My after season team performance analysis continues.
This week I’m taking a look at Clearances. A much used individual statistic that many rely on to rate the value of central defenders. But does it add real value? Are defenders with more clearances better than those with fewer clearances?
My research looks at clearances from two different perspectives:
- What is the relationship of clearances by the opponents’ relative to a team earning points, and
- What is the relationship of defensive clearances by your own team relative to your team earning points.
For Major League Soccer, 2016, the number of clearances each team had, and their opponents’ had, was counted per game.
I then did a simple correlation on the number of clearances (per game) relative to the points earned (per game). Pictured below is a summary of the two perspectives relative to their correlation to points earned.
- Diagram 1: The average number of opponent clearances (per game – right part of the diagram) has a (-.30) correlation to points earned.
- Diagram 1: The average number of defensive clearances (per game – left side of the diagram) has a (+.30) correlation to points earned.
- Diagram 1: It’s pretty clear that the correlations vary (considerably) from team to team.
Average of opponent’s clearances per game versus points earned:
- Sporting KC gained the most benefit from lack of opponent clearances throughout the season; their correlation was (-.48). In other words Sporting KC were more inclined to earn points when the opponent had fewer clearances. This seems reasonable, especially since Sporting KC offered up the second most crosses (19 per game) this year. The less likely the opponent was in clearing those crosses the more likely Sporting KC had in converting those crosses to goals scored.
- DC United got the least benefit from lack of opponent clearances; their correlation was (-.08). In other words the number of clearances by their opponent’s, throughout the season, had little to no overall impact in DC United earning points. This also seems reasonable since DC United offered up the third fewest crosses (14 per game) this year. With not many crosses offered it seems reasonable that this mode of creating scoring chances was less likely to occur.
What’s that mean?
- For me, I would offer it means the number of defensive clearances an opponent has, per game, isn’t really a strong team indicator.
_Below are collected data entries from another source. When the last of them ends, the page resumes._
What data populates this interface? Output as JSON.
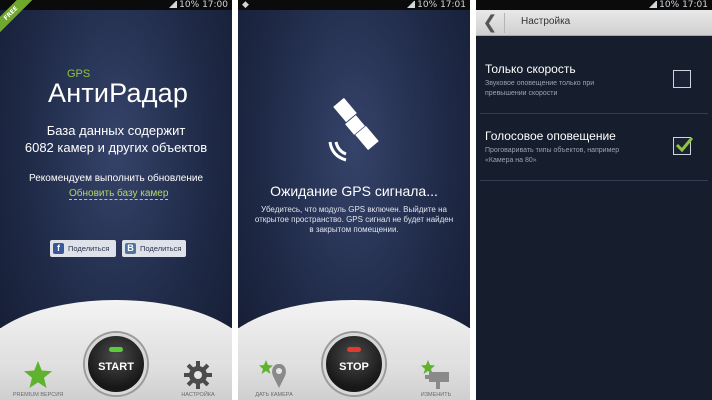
{
  "screen1": {
    "status_time": "17:00",
    "status_battery": "10%",
    "ribbon": "FREE",
    "logo_gps": "GPS",
    "logo_name": "АнтиРадар",
    "db_line1": "База данных содержит",
    "db_line2": "6082 камер и других объектов",
    "recommend": "Рекомендуем выполнить обновление",
    "update_link": "Обновить базу камер",
    "share_facebook": "Поделиться",
    "share_vk": "Поделиться",
    "start_label": "START",
    "premium_label": "PREMIUM ВЕРСИЯ",
    "settings_label": "НАСТРОЙКА"
  },
  "screen2": {
    "status_time": "17:01",
    "status_battery": "10%",
    "wait_title": "Ожидание GPS сигнала...",
    "wait_desc": "Убедитесь, что модуль GPS включен. Выйдите на открытое пространство. GPS сигнал не будет найден в закрытом помещении.",
    "stop_label": "STOP",
    "add_camera_label": "ДАТЬ КАМЕРА",
    "change_label": "ИЗМЕНИТЬ"
  },
  "screen3": {
    "status_time": "17:01",
    "status_battery": "10%",
    "title": "Настройка",
    "prefs": [
      {
        "title": "Только скорость",
        "summary": "Звуковое оповещение только при превышении скорости",
        "checked": false
      },
      {
        "title": "Голосовое оповещение",
        "summary": "Проговаривать типы объектов, например «Камера на 80»",
        "checked": true
      }
    ]
  },
  "colors": {
    "accent_green": "#8fc43f",
    "led_green": "#5ccc3a",
    "led_red": "#e23a2e",
    "link": "#b8d46a"
  },
  "icons": [
    "star-icon",
    "gear-icon",
    "satellite-icon",
    "location-pin-icon",
    "camera-icon",
    "back-icon",
    "check-icon",
    "facebook-icon",
    "vk-icon"
  ]
}
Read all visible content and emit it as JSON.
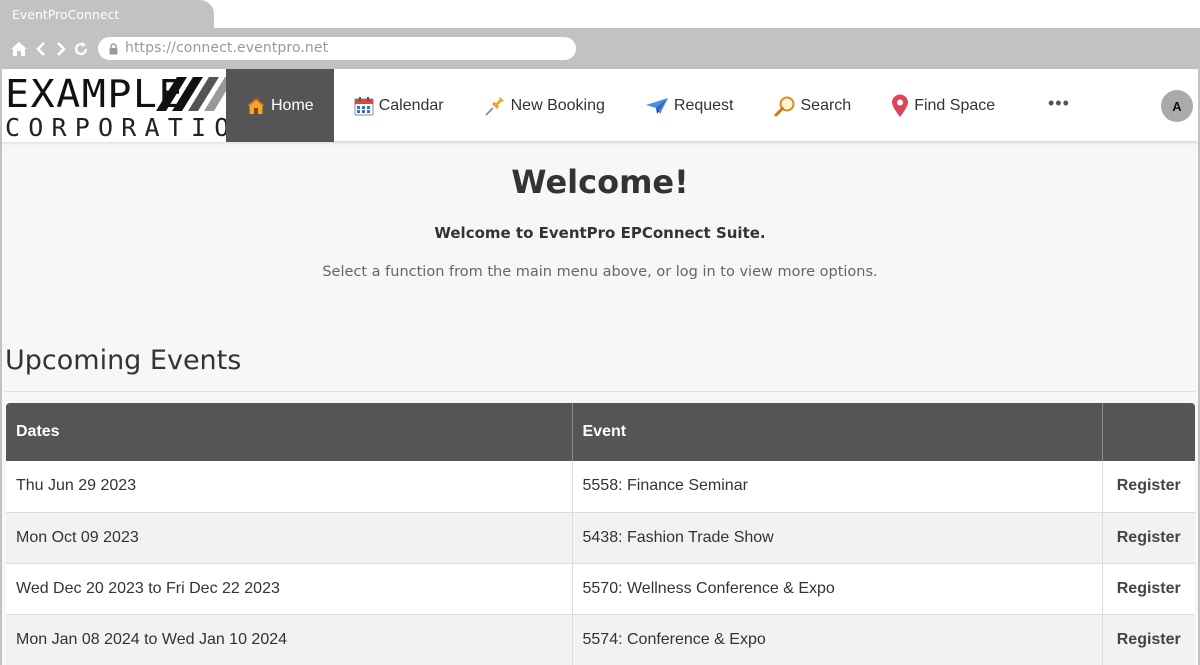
{
  "browser": {
    "tab_title": "EventProConnect",
    "url": "https://connect.eventpro.net"
  },
  "logo": {
    "line1": "EXAMPLE",
    "line2": "CORPORATION"
  },
  "nav": {
    "items": [
      {
        "label": "Home",
        "icon": "house-icon",
        "active": true
      },
      {
        "label": "Calendar",
        "icon": "calendar-icon"
      },
      {
        "label": "New Booking",
        "icon": "pushpin-icon"
      },
      {
        "label": "Request",
        "icon": "paper-plane-icon"
      },
      {
        "label": "Search",
        "icon": "magnifier-icon"
      },
      {
        "label": "Find Space",
        "icon": "map-pin-icon"
      }
    ],
    "more_label": "•••",
    "avatar_initial": "A"
  },
  "welcome": {
    "title": "Welcome!",
    "subtitle": "Welcome to EventPro EPConnect Suite.",
    "hint": "Select a function from the main menu above, or log in to view more options."
  },
  "events": {
    "title": "Upcoming Events",
    "columns": [
      "Dates",
      "Event",
      ""
    ],
    "rows": [
      {
        "dates": "Thu Jun 29 2023",
        "event": "5558: Finance Seminar",
        "action": "Register"
      },
      {
        "dates": "Mon Oct 09 2023",
        "event": "5438: Fashion Trade Show",
        "action": "Register"
      },
      {
        "dates": "Wed Dec 20 2023 to Fri Dec 22 2023",
        "event": "5570: Wellness Conference & Expo",
        "action": "Register"
      },
      {
        "dates": "Mon Jan 08 2024 to Wed Jan 10 2024",
        "event": "5574: Conference & Expo",
        "action": "Register"
      }
    ]
  },
  "colors": {
    "nav_active_bg": "#555555",
    "table_header_bg": "#555555",
    "page_bg": "#f7f7f7",
    "chrome_bg": "#c2c2c2"
  }
}
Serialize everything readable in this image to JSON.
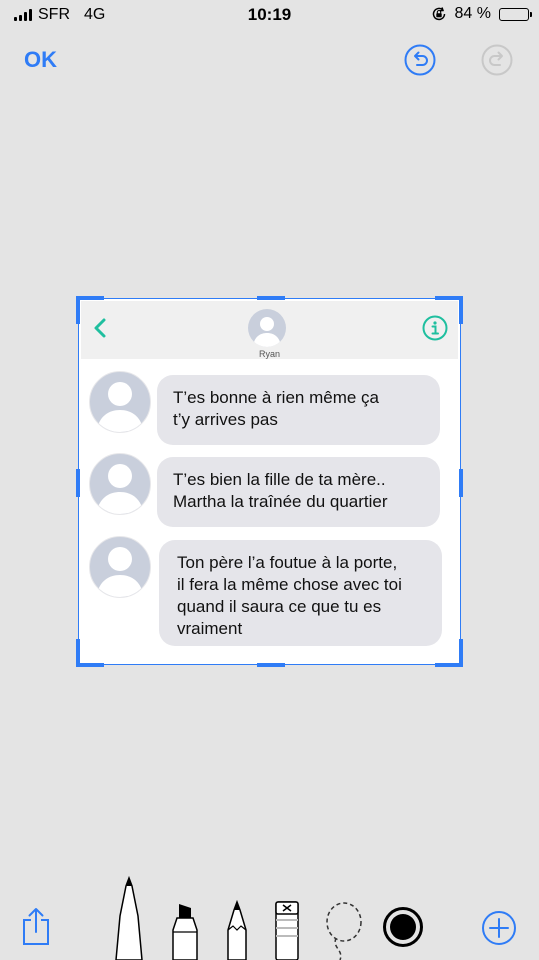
{
  "status_bar": {
    "carrier": "SFR",
    "network": "4G",
    "time": "10:19",
    "battery_percent": "84 %",
    "battery_level": 0.84,
    "icons": [
      "signal-icon",
      "rotation-lock-icon",
      "battery-icon"
    ]
  },
  "toolbar": {
    "ok_label": "OK",
    "undo_icon": "undo-icon",
    "redo_icon": "redo-icon"
  },
  "screenshot": {
    "contact_name": "Ryan",
    "messages": [
      {
        "lines": [
          "T’es bonne à rien même ça",
          "t’y arrives pas"
        ]
      },
      {
        "lines": [
          "T’es bien la fille de ta mère..",
          "Martha la traînée du quartier"
        ]
      },
      {
        "lines": [
          "Ton père l’a foutue à la porte,",
          "il fera la même chose avec toi",
          "quand il saura ce que tu es",
          "vraiment"
        ]
      }
    ]
  },
  "tools": {
    "items": [
      "share-icon",
      "pen-icon",
      "marker-icon",
      "pencil-icon",
      "eraser-icon",
      "lasso-icon",
      "color-picker-icon",
      "add-icon"
    ],
    "selected_color": "#000000",
    "accent": "#2f7cf6"
  }
}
Average of defensive clearances per game versus points earned:
- San Jose gained the most benefit from defensive clearances (.57); meaning San Jose were more inclined to earn points when having more defensive clearances per game. This seems reasonable as San Jose faced an average of 20.5 crosses and over six corners per game; tied for 8th most in each category across the league. A higher volume faced should result in a higher volume of clearances.
- New York Red Bulls gained the least benefit from defensive clearances (-.01); meaning the Red Bulls were just slightly more inclined to earn points when they had fewer defensive clearances (per game). What is unusual with New York is they averaged a greater number of defensive clearances (21 per game) but faced fewer crosses and corners than San Jose.
What’s that mean?
- For me, I would offer it means (again) the number of defensive clearances a team has, per game, doesn’t greatly determine the outcome of a game.
- If neither opponent defensive clearances per game, nor your own teams’ defensive clearances per game, don’t have a strong correlation to points earned then the individual player statistics – that make up those clearances’ statistics won’t have much value either.
- If anything – given the wide variation in clearances’ value, relative to points earned, a players’ individual clearances (per game) should be weighted relative to that game – and that game only. Recognizing that the ‘weight’ of those clearances is subject to change every single game.
- Perhaps what’s really missing here is the volume of “clearances not made” instead of “clearances”?
- Finally, as a ‘giggle check’ if-you-will, I did take a look to see if the correlation of clearances was over .50 relative to the number of opponent crosses and corners offered – it was. The average correlation across the league was .71 – quite strong… see Diagram 2 below.
- So our own common sense is supported by data analysis.
- Said differently; “common data sense” shows the volume of clearances are related to the volume of crosses and corners.
- Therefore… (in my view)
- If “the common data sense” (shown in Diagram 1) does not show the volume of clearances having a strong relationship to earning points then our own common sense should follow that view.
- Again reinforcing that individual defensive clearances, as an effective individual statistic, does not add real value at all.